Saffyz · 03/09/2013 14:21

It's usually the ones who are constantly putting selfies up, who are tanned/fake-nailed/slathered in makeup who are actually lacking in confidence.

There are sometimes criticisms though of people having "not made an effort" if they prefer not to wear makeup/fake tan or have plucked eyebrows or spend a lot of time choosing clothes.

VileWoman · 03/09/2013 14:22

There was a programme on BBC4 a while back about the golden Age of glamour. One of the points that was made was that in the 1920s, for the first time ever, a poor woman could look as good as a rich woman. Artifice was cheap and therefore gave poor women power they didn't have before.

Having said that I think 20wkbaby has it right when she says people compliment people who make a fuss about 'their' thing because it's an easy thing to compliment on. But does it matter? And people will congregate round these obvious totem poles because we all use them as shorthand to describe the kind of person we are, whether they are our books, or the way we decorate our house, or the way we make ourselves or our children look. As the PPs who spoke about dressing grungily or as a goth did as teenagers.
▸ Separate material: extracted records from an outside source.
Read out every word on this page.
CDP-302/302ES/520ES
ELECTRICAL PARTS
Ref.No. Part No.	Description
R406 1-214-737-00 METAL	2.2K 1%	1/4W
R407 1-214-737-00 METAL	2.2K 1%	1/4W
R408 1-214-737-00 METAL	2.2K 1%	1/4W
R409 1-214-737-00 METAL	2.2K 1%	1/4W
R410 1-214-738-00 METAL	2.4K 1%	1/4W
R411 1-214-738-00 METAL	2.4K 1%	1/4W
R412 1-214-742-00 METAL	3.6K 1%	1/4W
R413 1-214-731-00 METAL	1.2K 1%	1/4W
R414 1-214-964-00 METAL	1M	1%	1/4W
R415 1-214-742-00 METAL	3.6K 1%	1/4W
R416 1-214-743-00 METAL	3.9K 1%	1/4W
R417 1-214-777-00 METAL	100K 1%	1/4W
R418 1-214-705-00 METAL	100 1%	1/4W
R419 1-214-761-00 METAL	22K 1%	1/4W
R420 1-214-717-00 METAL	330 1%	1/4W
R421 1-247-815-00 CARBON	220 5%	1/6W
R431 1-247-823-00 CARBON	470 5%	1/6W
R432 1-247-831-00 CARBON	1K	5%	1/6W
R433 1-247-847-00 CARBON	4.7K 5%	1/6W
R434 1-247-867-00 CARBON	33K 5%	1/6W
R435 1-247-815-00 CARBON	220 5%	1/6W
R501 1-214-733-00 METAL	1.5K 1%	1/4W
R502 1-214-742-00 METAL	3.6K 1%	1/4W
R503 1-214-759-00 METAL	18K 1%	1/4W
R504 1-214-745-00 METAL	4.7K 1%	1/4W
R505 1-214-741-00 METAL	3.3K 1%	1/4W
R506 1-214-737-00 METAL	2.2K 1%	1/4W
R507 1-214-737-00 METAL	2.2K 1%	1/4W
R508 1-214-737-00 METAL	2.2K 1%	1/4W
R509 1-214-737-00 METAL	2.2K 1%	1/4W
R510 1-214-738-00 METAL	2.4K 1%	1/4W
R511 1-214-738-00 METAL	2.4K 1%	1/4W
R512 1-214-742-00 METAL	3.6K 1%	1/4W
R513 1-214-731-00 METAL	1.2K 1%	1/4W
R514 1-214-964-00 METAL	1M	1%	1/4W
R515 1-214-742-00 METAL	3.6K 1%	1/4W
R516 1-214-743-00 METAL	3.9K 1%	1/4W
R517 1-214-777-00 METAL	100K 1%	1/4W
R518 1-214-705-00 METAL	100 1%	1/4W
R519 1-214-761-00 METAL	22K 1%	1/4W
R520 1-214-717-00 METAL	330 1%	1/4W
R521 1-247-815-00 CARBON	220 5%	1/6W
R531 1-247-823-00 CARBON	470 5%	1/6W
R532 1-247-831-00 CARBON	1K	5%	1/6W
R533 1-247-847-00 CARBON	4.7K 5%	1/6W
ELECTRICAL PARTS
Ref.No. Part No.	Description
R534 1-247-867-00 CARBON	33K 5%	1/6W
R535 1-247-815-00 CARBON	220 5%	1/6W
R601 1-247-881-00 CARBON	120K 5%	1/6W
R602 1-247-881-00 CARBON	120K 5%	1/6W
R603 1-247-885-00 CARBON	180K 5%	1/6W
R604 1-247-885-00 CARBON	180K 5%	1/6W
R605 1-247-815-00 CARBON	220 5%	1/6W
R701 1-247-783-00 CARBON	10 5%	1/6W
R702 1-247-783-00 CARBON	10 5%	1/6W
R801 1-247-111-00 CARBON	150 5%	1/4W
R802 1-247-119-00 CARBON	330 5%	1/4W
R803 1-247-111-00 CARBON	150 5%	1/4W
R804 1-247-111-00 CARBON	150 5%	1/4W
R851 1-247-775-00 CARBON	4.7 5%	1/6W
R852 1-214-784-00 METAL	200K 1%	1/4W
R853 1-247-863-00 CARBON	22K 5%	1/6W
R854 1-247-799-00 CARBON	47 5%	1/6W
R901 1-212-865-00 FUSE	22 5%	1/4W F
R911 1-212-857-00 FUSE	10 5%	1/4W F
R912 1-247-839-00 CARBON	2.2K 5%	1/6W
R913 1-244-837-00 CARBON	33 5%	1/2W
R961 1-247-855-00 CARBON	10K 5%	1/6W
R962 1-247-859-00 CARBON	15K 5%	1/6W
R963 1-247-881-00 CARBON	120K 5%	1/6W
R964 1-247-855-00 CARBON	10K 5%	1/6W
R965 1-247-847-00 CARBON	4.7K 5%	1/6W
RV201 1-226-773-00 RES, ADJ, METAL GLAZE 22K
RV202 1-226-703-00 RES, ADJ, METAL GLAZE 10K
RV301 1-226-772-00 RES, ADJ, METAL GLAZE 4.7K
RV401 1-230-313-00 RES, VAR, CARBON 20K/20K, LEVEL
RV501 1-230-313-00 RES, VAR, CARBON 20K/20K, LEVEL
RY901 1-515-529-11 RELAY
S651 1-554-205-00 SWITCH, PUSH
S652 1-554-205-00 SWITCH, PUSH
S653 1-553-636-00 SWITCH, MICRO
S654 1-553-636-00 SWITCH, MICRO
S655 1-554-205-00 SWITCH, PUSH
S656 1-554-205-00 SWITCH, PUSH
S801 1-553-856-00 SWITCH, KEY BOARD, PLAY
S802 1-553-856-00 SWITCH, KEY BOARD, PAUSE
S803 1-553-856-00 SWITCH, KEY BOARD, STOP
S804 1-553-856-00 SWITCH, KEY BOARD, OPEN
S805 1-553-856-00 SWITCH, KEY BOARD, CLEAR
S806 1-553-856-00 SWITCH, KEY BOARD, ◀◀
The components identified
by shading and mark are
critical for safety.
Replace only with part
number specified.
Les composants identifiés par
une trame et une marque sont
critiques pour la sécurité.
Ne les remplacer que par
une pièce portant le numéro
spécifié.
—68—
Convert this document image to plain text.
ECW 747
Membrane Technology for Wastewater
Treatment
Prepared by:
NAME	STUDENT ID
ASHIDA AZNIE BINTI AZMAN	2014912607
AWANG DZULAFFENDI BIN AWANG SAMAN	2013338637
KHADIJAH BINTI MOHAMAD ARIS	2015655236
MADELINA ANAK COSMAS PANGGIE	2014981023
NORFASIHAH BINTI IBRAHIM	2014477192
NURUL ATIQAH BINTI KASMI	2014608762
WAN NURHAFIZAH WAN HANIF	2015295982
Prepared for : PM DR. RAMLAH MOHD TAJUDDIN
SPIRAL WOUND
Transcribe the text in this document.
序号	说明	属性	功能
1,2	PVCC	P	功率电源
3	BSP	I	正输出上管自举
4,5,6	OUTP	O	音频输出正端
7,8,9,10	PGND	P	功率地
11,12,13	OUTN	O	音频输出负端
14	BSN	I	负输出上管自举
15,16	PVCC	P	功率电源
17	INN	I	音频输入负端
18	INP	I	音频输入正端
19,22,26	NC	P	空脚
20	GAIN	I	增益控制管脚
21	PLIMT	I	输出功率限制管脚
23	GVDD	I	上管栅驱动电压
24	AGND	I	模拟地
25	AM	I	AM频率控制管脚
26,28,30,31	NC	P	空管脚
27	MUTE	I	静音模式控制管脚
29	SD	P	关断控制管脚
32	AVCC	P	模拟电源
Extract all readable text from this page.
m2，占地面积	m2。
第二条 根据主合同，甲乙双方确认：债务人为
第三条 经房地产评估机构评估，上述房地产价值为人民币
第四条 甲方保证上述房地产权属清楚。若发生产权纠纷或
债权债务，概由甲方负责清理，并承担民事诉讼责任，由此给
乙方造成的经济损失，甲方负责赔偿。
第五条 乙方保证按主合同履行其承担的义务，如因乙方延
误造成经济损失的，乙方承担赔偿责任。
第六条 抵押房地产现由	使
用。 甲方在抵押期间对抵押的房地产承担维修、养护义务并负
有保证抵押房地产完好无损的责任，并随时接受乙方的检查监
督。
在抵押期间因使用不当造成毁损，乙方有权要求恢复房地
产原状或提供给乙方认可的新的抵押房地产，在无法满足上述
SubliminalMassaging · 03/09/2013 14:22

Nona I completely and totally agree with you and I've said the same thing myself on MN before. There is a huge difference between being beautiful/pretty/attractive or whatever, and merely being ridiculously highly groomed in a very fake way. Of course if you are average or below average looking you could make yourself look much better if you were prepared to spend out on dental veneers, botox, expensive hairdressing or a nose job, but even then you can't turn a sow's ear into a silk purse. You only have to look at some of the plainer minor slebs in Hollywood to see that - they are still not beautiful even with all that money and effort. Well fair enough, we can't all be gorgeous.

The difference is lost on some women though, especially the ones with over-inflated self esteem. I have nothing against any average looking woman having great self esteem (in fact I am delighted about that) and I have nothing against anyone making the best of whatever they have, should they so choose, but some of them do seem to be in love with themselves to a quite laughable degree.

lottieandmia · 03/09/2013 14:26

What was the point of starting this thread? Your OP sounds very catty tbh. Maybe this woman is perceived as beautiful because she's a nice person and that shines through.